Sálvame

35. No estás sola

Llego a la comisaría sabiendo que esto es injusto y que no estoy sola, que las cosas han cambiado y que no puedo quebrarme más.

Cuando ya te has roto una suficiente cantidad de veces, sabes que no eres más que pedazos y luego polvo y solo queda una opción: armarte una vez más.

Cada paso que doy resuena en mi cabeza como un eco ensordecedor, un recordatorio constante de lo que está en juego. A mi lado, Nikodem y el abogado se mantienen en silencio, pero su presencia es como un ancla que me mantiene caminando en medio de la tormenta.

Ambos me miran con ojos que no necesitan palabras para expresar su apoyo; su sola compañía me recuerda que no estoy sola en esta batalla, una batalla que, por primera vez, siento que puedo ganar porque ya he sufrido sola el suficiente tiempo como para entender que el soporte ante el dolor se traduce en coraje y amor.

—¡Madalina, eres fuerte!

—Vas a poder salir de esta.

—Sigue adelante, cielo.

Hay personas alrededor que se han acercado mientras me ingresan y no las conozco, pero los medios de comunicación y las redes sociales se han encargado de hacer lo suyo. A final de cuentas, la denuncia pública tuvo sentido.

El frío del lugar se cuela en mis huesos en cuanto cruzo la puerta de ingreso. Las paredes grises, casi lúgubres, parecen cerrarse sobre mí con cada respiración. El olor a desinfectante es penetrante, casi como una advertencia de que aquí, en este lugar, la limpieza es solo superficial.

Siento cómo las miradas de los policías se clavan en mí ya que no soy bienvenida, solo están juzgándome ya que sus cargos de trabajo tienen cierta dependencia de lo que Pawel y su familia determinen ya que su injerencia es inquebrantable en este sector; aun así me obligo a mantener la cabeza en alto.

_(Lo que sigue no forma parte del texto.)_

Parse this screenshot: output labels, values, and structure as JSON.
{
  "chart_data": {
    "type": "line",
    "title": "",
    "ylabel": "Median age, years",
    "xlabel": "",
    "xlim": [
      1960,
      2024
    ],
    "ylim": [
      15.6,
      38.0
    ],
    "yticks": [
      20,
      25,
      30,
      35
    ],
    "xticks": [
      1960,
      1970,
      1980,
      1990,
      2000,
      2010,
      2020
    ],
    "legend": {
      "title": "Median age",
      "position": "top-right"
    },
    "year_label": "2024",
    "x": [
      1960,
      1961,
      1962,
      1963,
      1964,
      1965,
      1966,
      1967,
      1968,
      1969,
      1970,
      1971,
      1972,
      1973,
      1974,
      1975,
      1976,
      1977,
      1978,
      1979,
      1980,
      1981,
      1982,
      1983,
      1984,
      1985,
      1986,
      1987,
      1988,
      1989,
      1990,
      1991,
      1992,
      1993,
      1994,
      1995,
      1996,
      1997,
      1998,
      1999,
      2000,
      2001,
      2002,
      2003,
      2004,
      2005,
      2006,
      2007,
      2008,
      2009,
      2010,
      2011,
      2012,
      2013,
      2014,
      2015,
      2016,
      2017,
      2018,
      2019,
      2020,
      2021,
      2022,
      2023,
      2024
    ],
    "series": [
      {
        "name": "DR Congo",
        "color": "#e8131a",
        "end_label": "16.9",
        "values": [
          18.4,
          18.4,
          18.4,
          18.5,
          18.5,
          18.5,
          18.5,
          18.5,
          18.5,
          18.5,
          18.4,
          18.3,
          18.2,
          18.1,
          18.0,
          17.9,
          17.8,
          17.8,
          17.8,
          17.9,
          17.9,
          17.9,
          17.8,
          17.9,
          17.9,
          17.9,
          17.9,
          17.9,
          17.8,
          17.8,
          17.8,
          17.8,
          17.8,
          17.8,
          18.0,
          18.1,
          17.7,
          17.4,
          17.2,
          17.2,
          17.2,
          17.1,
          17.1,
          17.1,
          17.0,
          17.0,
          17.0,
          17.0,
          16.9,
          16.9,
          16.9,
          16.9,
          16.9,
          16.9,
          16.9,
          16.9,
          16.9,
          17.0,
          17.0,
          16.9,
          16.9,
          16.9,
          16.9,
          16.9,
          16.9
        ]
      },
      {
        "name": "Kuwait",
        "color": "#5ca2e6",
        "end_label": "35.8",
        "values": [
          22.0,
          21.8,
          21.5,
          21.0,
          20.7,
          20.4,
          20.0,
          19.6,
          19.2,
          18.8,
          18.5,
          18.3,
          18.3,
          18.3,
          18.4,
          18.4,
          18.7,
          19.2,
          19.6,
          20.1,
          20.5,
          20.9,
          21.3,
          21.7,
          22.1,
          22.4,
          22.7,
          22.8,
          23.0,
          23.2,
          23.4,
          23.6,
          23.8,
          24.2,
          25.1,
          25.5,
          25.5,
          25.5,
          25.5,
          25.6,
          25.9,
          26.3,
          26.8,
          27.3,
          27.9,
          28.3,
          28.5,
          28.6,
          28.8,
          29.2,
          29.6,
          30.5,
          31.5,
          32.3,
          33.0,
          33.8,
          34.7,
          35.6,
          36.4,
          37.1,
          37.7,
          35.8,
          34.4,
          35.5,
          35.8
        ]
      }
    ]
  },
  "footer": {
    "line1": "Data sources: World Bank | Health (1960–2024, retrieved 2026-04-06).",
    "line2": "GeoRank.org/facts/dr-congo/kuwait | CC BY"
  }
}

No sé si tenga mucho sentido venir a dar una explicación de mi historia personal a este lugar, pero sí tengo garantías de que allá afuera sí hay quienes me escuchan y así pueda incidir en que una persona consiga salir de su círculo de violencia, habré ganado en esta batalla.

No puedo dejarme vencer.

Por ellos.

Por mí.

Por los que amo.

El abrazo de Nikodem cuando me salvó me ha anclado a la oportunidad de dar batalla y no puedo caer ahora.

Nikodem aprieta mi mano suavemente, transmitiéndome una fuerza silenciosa que se desliza por mis venas como una inyección de valor.

—Te quiero, Madalina—murmura Niko; su voz es baja pero llena de determinación, mientras nos encaminamos hacia la sala de declaraciones. Es un gesto pequeño, pero en este momento, significa el mundo para mí.

El abogado, un hombre de mirada serena y voz imperturbable, me guía a través del proceso con una calma que me resulta reconfortante. Me siento como una niña perdida que ha encontrado a un guía en medio de una calle plagada de rostros desconocidos. Estoy nerviosa, sí, con el estómago revuelto y las manos sudorosas, pero aún así me siento y comienzo a dar mi declaración con cierta idea de que no les importa en absoluto. Las palabras se deslizan de mi boca como fragmentos de vidrio, una en una de manera afilada y dolorosa. Hablo de los abusos, de la manipulación, de las amenazas, del acoso insidioso que me envolvió como una red durante tanto tiempo.

Es como abrir una herida profunda, pero en lugar de desangrarme, siento que estoy liberando veneno, purgando mi alma de todo aquello que me ha mantenido encadenada.

De repente, el ambiente cambia. Uno de los policías se acerca, su rostro es inexpresivo pero sus ojos cargados con algo que no logro descifrar.

—Creo que la declaración es suficiente. Necesitamos hablar contigo en privado, Madalina—dice, y aunque sus palabras son corteses, hay una tensión en su voz que me pone en alerta.

—Mi cliente no procederá sin la asesoría pertinente—advierte mi abogado.

—Es importante que sea a solas porque no existirá oportunidad de negociación como la que se ha presentado ahora mismo.

—¿Negociación?—pregunto consternada.

—Madalina, tú decides si acceder o no—me advierte el abogado.

—No entiendo qué tendría que negociar.

—Es que…suele suceder en estos casos.

¿Lo están hablando en serio?

—¿Están los abogados de Pawel en el lugar?—pregunto.

Nadie me contesta.

Al parecer sí.

Me pongo de pie, miro a mi abogado y le digo:

—Creo que debo intentarlo.

—Nadie puede obligarte a nada, ¿estamos? Seguiré aquí, Madalina.

Asiento y me armo de valor para seguir al último agente.